Bo zalozmy sie ten piesek bedzie tak samo wygladal – ale czy bedzie tak samo sie zachowywal, czy bedzie tak samo mnie kochal – a ja jego ?
Przeciez w koncu to nie jest toaster czy suszarka do wlosow, ktora sie wymienia jak sie popsuje…
Mialem juz wiele psow (w zasadzie bez przerwu od dziecinstwa) – zazwyczaj po okresie zaloby po smierci poprzedniego robie wizyte do „psinca” i wracam z innym.
Ostatni wzialem cos co mialo dorosnac do 20 lbs max – obecnie ma 74 lbs i jest dosc rozbrykane 🙂
Oczywiscie nie jest to ten sam co odszedl – ale zapewniam Cie ze po miesiacu ten nowyjest juz w calym Twoim sercu rozgoszczony – takoz jak i na kanapach itp.
Nie uwazam wiec klonowania psow jako dobry pomysl – tyle nowych czeka na nowy dom…
Pomimo milosci do wszystkich moich zmarlych zwierzakow, chyba jednak nie wydalabym tyle pieniedzy na klonowanie. Brakuje mi kazdego mojego kota, ale fajnie tez jest miec nowego, ktory ma zupelnie inna osobowosc od poprzednikow.
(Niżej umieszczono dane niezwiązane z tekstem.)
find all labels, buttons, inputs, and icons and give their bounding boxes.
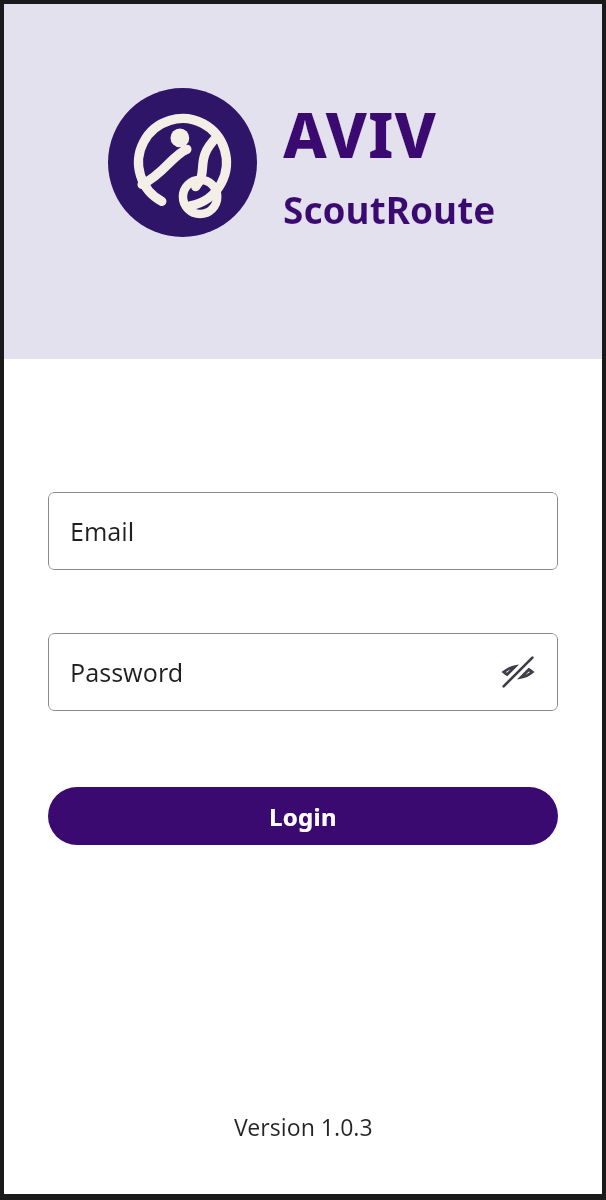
button[interactable]: Show password [494, 648, 542, 696]
button[interactable]: Login [48, 787, 558, 845]
staticText: Email [70, 514, 135, 548]
staticText: Password [70, 655, 184, 689]
staticText: Login [269, 800, 337, 833]
button[interactable]: Password [48, 633, 558, 711]
button[interactable]: Email [48, 492, 558, 570]
staticText: Version 1.0.3 [234, 1111, 373, 1142]
staticText: ScoutRoute [283, 184, 496, 234]
staticText: AVIV [283, 92, 438, 176]
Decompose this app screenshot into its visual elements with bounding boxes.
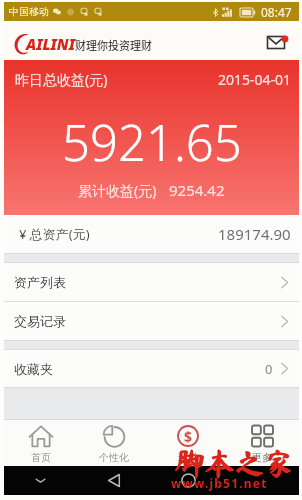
staticText: 189174.90 [218,224,291,244]
button[interactable]: 收藏夹 [4,350,299,387]
staticText: 昨日总收益(元) [15,70,108,89]
staticText: 08:47 [261,4,292,20]
staticText: 个性化 [99,451,129,464]
staticText: $ [184,427,193,446]
staticText: 2015-04-01 [218,70,292,89]
staticText: 更多 [252,451,272,464]
staticText: 首页 [31,451,51,464]
staticText: 资产列表 [14,274,66,290]
button[interactable]: Hide [4,466,77,495]
button[interactable]: 交易记录 [4,302,299,340]
button[interactable]: Messages [262,26,292,56]
button[interactable]: 首页 [4,420,77,466]
button[interactable]: 更多 [225,420,299,466]
staticText: 财理你投资理财 [75,37,152,53]
staticText: 0 [265,360,273,378]
button[interactable]: 昨日总收益(元) [4,60,299,215]
staticText: 中国移动 [9,5,49,18]
button[interactable]: Back [77,466,151,495]
staticText: 脚本之家 [174,449,294,479]
button[interactable]: ¥ 总资产(元) [4,215,299,253]
staticText: www.jb51.net [171,475,268,491]
staticText: AILINI [26,34,76,54]
button[interactable]: $ [151,420,225,466]
button[interactable]: 个性化 [77,420,151,466]
button[interactable]: Home [151,466,225,495]
button[interactable]: 资产列表 [4,263,299,301]
staticText: ¥ 总资产(元) [19,225,90,243]
staticText: 理财 [178,451,198,464]
staticText: 9254.42 [169,180,225,200]
staticText: 5921.65 [62,109,242,176]
staticText: 累计收益(元) [78,181,157,200]
staticText: 交易记录 [14,313,66,329]
staticText: 收藏夹 [14,361,53,377]
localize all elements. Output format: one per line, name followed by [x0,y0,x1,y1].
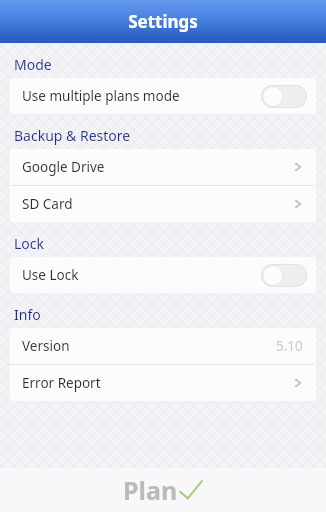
other: Open [291,376,305,390]
staticText: Error Report [22,374,101,392]
button[interactable]: Toggle, off [261,85,307,108]
staticText: Info [14,305,41,324]
staticText: Lock [14,234,45,253]
button[interactable]: Use multiple plans mode [10,78,316,114]
staticText: Settings [128,10,198,33]
staticText: 5.10 [276,337,303,355]
button[interactable]: Error Report [10,365,316,401]
staticText: Mode [14,55,52,74]
staticText: SD Card [22,195,73,213]
staticText: Use Lock [22,266,79,284]
staticText: Version [22,337,70,355]
button[interactable]: Version [10,328,316,364]
staticText: Use multiple plans mode [22,87,180,105]
staticText: Plan [123,473,178,507]
staticText: Backup & Restore [14,126,131,145]
button[interactable]: Toggle, off [261,264,307,287]
staticText: Google Drive [22,158,105,176]
button[interactable]: Use Lock [10,257,316,293]
button[interactable]: Google Drive [10,149,316,185]
other: Open [291,197,305,211]
other: Open [291,160,305,174]
button[interactable]: SD Card [10,186,316,222]
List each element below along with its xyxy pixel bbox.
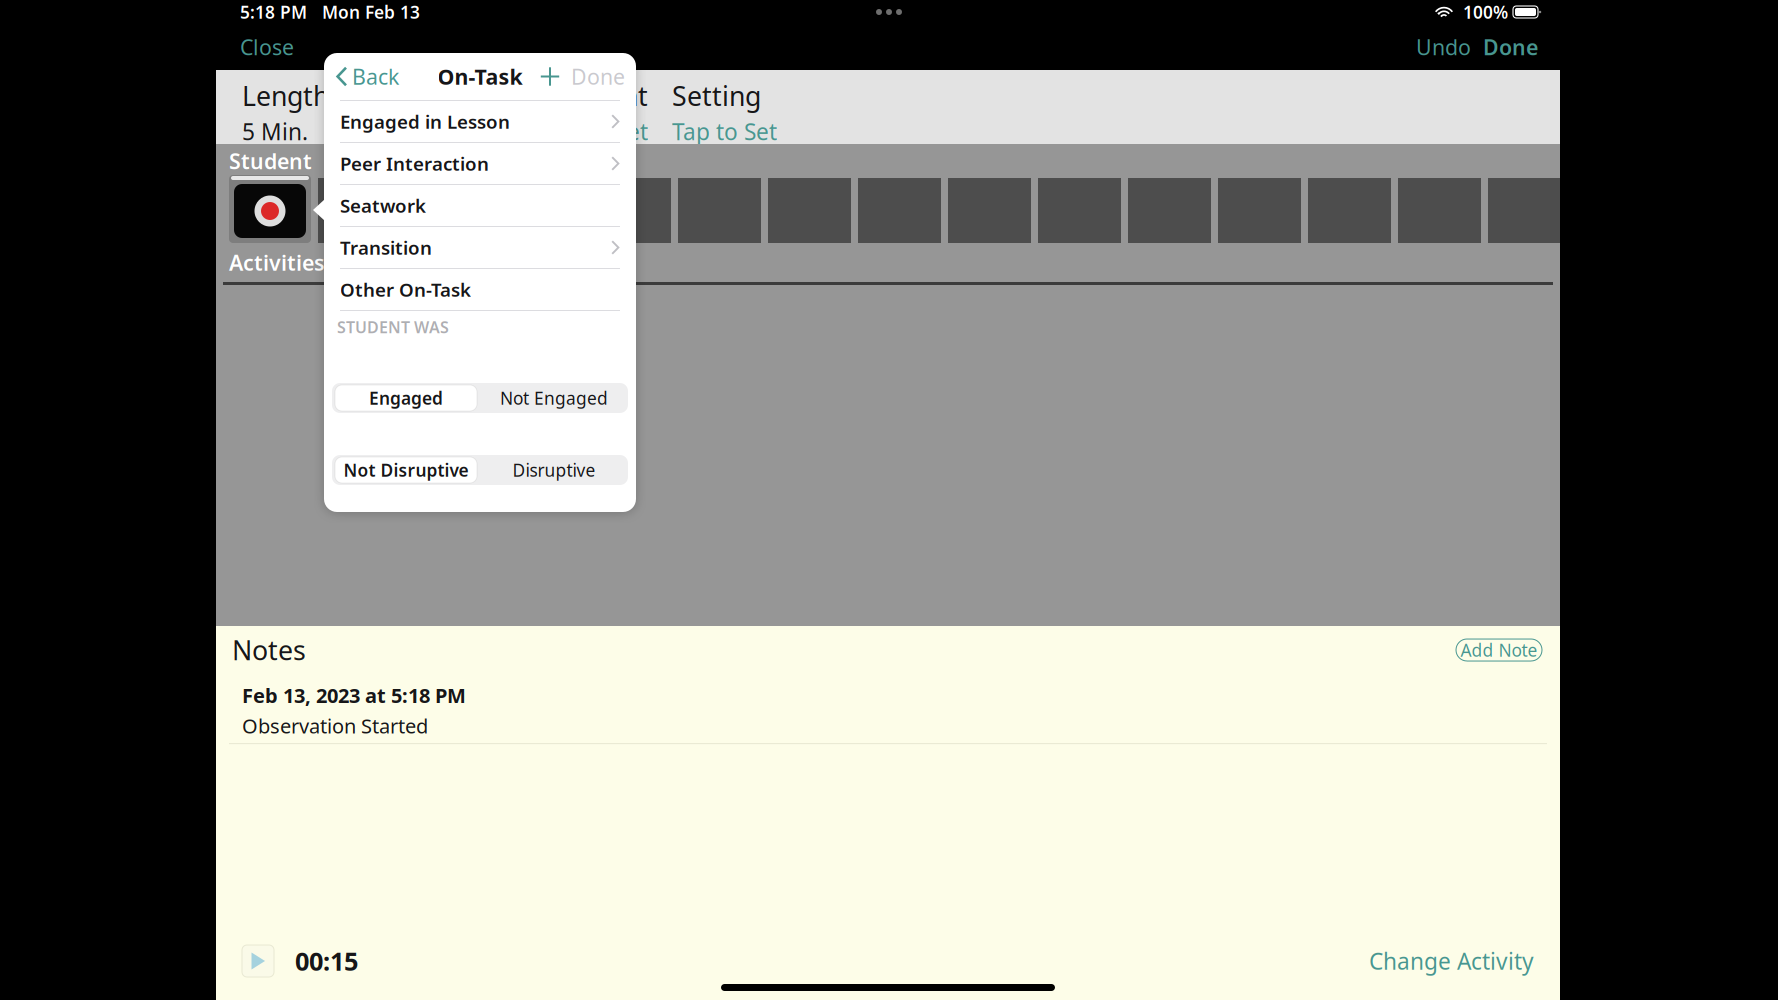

Wydaje mi sie, ze kazda istota jest niepowtarzalna, nawet jesli DNA bedzie identycznej… nie wyobrazam sobie sklonowac naszej Nelo. Nawet w obecnej sytuacji, o ktorej wiesz 😦
Fajna rzecz. Tyle, że z tego, co mi wiadomo, takie sklonowane szczenię genetycznie ma tyle lat, co dawca DNA – także nie pociągnie długo, no chyba, że genetyka od czasu owcy Dolly ruszyła do przodu 🙂
Były takie przypuszczenia co do Dolly, ale nie słyszałem, żeby się potwierdziły.
Wręcz przeciwnie, wygląda, że tak się nie dzieje.